In the meantime, being Trudeau Liberals, they have team-building games. GUESS WHO, reads a sheet distributed to MPs as they arrived at the Delta Hotel. The rest of the sheet contains tidbits from the biographies of the 40 Quebec Liberal MPs. You have to guess which is which. Well, you don’t, but Liberal caucus members do.
“I was in a popular Quebec boyband.” That’s Peter Schiefke (Vaudreuil-Soulanges), who can still be found on YouTube, in a video from the 1990s, soulfully kissing a girl in a bikini as a member of InMotion.
“When I was young and didn’t speak much English, when tourists asked me for direction I would always say, ‘Just go straight ahead’ every time. Who knows how many tourists ended up in the wrong place . . . .” That’s Stéphane Dion. I feel like more Liberals wish they had known this anecdote when they were picking a leader in 2006.
It’s not all fun and games. If you know where to look, there are warnings against hubris everywhere. Half the caucus is staying at the Montagnais, down the street, where in 2002 an earlier generation of Liberals wrapped up a summer-long orgy of infighting and petty rivalry that marked the long prelude to a decade out of power.
It was at the Montagnais that Jean Chrétien, facing a rebellion from a party that had followed him to three consecutive majority governments, announced he would retire from office — in 18 months. Paul Martin had eagerly sought the resignation, had no idea what to do about the long fuse attached to it, and spent hours figuring out what to say. That was a fun meeting to cover.

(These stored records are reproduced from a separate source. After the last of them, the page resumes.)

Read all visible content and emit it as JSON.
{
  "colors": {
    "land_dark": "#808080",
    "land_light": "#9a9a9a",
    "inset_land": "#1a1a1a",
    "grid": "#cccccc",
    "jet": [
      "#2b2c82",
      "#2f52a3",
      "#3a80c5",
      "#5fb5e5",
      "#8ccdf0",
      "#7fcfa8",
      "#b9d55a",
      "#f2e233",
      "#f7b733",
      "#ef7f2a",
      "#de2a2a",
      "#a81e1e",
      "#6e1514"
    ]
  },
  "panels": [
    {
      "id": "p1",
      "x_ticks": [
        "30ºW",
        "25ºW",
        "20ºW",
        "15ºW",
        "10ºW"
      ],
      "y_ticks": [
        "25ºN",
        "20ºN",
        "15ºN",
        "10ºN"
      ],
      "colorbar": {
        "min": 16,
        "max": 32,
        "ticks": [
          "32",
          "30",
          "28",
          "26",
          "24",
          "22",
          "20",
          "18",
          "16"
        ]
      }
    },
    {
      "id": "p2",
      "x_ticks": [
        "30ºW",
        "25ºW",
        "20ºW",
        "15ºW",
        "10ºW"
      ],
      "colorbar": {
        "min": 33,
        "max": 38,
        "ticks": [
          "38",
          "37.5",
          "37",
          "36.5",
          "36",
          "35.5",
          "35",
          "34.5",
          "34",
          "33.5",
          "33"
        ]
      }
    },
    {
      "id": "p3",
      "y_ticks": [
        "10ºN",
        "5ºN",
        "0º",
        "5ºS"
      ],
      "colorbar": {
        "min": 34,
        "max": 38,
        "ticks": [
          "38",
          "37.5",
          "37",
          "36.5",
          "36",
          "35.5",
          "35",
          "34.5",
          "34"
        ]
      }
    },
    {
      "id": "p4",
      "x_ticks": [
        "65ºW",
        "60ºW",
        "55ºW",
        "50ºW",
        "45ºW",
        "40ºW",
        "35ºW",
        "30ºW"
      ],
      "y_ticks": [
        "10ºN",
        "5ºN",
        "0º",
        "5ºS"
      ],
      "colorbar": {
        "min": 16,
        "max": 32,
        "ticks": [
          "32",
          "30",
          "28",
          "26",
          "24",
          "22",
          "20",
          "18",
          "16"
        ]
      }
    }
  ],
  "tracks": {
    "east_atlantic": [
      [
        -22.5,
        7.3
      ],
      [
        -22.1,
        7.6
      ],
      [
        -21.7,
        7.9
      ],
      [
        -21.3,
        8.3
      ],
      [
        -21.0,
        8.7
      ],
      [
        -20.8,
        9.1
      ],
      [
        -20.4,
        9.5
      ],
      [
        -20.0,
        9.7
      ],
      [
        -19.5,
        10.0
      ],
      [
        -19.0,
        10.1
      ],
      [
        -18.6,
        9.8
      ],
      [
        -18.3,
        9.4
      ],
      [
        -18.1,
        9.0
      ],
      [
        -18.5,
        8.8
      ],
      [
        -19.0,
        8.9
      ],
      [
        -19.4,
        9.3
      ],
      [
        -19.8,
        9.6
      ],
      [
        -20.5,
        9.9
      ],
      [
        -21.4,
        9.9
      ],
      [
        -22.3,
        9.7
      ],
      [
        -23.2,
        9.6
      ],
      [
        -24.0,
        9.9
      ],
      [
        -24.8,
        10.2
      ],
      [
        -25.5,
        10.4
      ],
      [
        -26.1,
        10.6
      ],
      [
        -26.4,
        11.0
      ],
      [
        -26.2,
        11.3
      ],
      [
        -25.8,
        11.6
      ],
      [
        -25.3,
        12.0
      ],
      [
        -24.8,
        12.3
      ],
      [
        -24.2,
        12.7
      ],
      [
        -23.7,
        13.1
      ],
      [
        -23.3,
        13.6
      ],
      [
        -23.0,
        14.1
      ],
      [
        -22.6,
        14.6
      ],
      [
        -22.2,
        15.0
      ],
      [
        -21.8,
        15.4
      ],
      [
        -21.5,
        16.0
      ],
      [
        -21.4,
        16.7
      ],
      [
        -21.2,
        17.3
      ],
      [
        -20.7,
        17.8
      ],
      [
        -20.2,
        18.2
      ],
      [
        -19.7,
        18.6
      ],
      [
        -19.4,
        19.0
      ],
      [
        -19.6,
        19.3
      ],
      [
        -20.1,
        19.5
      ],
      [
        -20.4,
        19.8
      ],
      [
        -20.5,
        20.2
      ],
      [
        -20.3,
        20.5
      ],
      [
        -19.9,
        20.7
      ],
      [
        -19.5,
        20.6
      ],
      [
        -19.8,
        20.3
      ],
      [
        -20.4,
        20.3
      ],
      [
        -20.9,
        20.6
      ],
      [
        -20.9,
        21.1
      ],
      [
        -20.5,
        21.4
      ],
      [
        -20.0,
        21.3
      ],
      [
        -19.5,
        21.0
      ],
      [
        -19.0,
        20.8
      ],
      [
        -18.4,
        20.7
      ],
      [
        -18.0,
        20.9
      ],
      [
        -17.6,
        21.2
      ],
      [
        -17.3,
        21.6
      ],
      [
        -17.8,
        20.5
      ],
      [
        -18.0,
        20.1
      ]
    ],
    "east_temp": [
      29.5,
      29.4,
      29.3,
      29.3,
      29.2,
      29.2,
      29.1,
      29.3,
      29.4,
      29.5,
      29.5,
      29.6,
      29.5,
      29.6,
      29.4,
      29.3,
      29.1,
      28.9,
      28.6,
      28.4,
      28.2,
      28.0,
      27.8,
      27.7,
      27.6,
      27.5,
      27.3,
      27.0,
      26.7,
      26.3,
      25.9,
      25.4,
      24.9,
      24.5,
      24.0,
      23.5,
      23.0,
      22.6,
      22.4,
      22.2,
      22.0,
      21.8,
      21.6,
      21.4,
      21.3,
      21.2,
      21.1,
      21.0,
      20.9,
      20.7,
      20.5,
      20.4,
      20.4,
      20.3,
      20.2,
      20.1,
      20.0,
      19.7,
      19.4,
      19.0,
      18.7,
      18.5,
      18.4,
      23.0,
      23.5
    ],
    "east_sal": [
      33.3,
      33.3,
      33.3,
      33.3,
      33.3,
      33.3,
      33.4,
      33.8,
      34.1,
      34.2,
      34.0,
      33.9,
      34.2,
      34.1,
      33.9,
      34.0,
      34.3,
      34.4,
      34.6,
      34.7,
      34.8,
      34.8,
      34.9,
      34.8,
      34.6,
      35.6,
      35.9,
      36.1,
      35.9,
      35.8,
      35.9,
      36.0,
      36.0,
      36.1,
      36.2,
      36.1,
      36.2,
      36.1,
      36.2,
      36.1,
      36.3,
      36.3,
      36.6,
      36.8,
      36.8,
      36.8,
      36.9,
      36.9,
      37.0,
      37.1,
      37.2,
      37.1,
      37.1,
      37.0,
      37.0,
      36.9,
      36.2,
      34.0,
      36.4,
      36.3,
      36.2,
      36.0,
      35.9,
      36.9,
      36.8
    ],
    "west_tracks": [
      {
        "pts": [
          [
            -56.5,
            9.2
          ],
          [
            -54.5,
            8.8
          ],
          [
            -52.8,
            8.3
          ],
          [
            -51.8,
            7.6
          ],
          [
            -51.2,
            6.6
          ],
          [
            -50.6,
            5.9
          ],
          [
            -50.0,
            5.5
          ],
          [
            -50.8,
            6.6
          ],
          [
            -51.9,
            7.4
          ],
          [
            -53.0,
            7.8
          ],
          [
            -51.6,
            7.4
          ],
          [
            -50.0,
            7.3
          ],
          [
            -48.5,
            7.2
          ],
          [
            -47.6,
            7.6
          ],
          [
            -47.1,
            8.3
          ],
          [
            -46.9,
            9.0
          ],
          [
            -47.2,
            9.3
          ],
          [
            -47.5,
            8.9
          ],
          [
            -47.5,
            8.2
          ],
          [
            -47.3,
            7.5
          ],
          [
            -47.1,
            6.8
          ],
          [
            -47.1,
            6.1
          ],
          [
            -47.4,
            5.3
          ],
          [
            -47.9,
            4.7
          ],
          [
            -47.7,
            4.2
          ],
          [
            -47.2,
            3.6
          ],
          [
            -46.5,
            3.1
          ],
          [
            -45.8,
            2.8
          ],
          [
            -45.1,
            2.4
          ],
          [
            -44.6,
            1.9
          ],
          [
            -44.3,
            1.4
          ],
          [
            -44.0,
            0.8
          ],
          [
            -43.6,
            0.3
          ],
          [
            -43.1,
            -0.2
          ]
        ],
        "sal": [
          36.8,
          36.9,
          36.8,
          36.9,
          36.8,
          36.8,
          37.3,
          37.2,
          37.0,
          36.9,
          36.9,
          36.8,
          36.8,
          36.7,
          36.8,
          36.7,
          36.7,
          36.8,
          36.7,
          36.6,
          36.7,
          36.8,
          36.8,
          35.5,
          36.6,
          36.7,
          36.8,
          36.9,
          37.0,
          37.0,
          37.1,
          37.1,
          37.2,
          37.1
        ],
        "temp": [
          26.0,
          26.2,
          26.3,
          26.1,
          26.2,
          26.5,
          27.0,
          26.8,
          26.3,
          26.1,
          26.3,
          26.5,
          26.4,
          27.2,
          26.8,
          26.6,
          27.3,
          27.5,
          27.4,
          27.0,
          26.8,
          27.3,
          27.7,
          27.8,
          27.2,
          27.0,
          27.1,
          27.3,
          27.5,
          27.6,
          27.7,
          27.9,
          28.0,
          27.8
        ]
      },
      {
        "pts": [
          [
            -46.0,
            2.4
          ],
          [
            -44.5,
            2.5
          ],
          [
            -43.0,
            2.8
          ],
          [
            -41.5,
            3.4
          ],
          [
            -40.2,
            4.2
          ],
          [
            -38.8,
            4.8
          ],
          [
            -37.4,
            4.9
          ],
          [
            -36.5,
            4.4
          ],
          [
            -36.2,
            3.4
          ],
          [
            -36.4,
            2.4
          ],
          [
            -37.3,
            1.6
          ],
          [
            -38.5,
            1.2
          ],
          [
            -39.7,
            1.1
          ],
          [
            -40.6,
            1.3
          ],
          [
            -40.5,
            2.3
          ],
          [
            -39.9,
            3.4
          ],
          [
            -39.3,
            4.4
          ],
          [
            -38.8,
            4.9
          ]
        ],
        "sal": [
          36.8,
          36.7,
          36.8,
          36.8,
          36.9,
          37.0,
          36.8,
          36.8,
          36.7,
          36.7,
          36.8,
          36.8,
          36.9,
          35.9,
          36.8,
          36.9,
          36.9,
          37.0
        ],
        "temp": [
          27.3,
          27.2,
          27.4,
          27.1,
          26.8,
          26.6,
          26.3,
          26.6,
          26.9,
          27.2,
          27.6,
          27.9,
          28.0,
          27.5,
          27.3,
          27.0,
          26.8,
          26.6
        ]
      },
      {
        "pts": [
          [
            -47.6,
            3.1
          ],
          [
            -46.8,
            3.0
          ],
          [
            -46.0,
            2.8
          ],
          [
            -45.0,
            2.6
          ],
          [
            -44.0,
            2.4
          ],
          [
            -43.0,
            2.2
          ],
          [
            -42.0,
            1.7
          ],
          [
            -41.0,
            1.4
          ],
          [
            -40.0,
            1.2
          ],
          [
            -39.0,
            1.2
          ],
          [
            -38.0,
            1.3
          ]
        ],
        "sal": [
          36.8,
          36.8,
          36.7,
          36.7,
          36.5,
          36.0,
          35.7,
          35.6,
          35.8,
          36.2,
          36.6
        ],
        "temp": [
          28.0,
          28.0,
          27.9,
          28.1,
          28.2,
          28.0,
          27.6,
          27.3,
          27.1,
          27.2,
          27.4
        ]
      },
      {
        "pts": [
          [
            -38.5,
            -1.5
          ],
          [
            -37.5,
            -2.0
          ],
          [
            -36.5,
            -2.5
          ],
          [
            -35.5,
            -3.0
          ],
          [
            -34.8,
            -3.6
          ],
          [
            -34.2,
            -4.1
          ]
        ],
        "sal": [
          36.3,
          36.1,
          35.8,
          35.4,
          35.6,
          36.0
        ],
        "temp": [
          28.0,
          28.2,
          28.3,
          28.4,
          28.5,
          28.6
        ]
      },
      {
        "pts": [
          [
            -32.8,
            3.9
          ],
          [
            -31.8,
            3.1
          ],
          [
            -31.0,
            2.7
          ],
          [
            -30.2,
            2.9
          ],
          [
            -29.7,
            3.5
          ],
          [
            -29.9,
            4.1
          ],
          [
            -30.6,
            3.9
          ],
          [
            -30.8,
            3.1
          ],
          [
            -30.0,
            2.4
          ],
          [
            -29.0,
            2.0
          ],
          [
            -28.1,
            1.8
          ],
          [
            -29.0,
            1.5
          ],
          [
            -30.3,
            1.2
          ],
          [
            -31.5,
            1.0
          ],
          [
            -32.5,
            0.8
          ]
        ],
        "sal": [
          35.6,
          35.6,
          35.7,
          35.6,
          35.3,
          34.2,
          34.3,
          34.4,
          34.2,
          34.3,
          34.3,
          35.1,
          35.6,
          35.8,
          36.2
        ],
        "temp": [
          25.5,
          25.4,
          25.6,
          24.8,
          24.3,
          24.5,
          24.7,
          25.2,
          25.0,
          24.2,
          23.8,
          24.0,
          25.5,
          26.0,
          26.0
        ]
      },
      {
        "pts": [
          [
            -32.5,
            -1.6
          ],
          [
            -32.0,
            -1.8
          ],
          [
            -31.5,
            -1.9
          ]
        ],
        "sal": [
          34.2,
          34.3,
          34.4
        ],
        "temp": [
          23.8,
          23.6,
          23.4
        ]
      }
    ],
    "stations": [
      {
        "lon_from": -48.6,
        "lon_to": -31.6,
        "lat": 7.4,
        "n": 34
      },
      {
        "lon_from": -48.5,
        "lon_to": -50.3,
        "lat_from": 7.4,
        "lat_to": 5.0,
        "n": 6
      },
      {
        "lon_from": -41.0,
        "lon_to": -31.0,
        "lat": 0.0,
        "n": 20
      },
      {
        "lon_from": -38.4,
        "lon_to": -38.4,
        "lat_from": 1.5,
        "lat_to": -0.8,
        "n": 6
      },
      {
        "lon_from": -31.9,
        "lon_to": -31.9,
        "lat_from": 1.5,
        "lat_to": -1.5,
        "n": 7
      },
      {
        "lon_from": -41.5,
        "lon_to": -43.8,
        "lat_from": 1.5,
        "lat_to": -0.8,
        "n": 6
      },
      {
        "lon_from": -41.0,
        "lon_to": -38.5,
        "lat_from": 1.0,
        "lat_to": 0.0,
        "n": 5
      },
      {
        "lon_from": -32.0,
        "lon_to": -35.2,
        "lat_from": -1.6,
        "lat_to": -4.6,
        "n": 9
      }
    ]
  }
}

This one is more businesslike. It is also vastly harder to get into. Hundreds of RCMP and Sûreté du Québec officers formed a cordon around the Delta on Thursday, more than I’ve ever seen for an event like this, far more than seemed warranted by the desultory clot of worried milk farmers who took turns reading speeches about trade policy to one another through a bullhorn.
But these days, if you wonder why security is heavy, there is probably a reason, and inside the layers of security the Liberals are in good spirits. Despite the steady drip of stories documenting questionable spending practices by Trudeau cabinet ministers. Liberals are pretty sure the rules will be fixed and the stories will go away. They had better see to it.
Justin Trudeau’s speech to the caucus before their lunch break was at least partly theatre for the scribes, who were allowed in to hear it, but his message was designed to fit this long twilight-summer moment between triumph and trouble. It’s getting late to celebrate a victory now nearly a year in the past, and the prime minister chose to urge his troops against complacency.
“In just the first two weeks of August last year, we had more than 73,000 conversations with Canadians across the country by going door-to-door. That’s impressive. But in all of 2016, we’ve had only 12,000 conversations with Canadians. Not only can we do better, but we must.”
One notes that today’s Liberal party counts these conversations, even now. But Trudeau’s point was not only about volume. “We should be proud of what we’ve accomplished, but never satisfied. After all, there is always more work to be done.”
Such as? “Climate change.” Climate change? “If we want to grow the middle class in Canada and ensure it prospers, we must prepare the transition to clean growth. And the path to that transition goes through innovation.” Trudeau mentioned water treatment in Nova Scotia and public transit in Montreal. “We make these investments, not because we want to, but because we must.”
Got it. “Let’s get back to basics. Knock on doors, meet with Canadians and listen more than we talk.” Later Thursday, the MPs had a boat cruise. Friday some will go kayaking. They will miss those moments when politics comes rushing back in.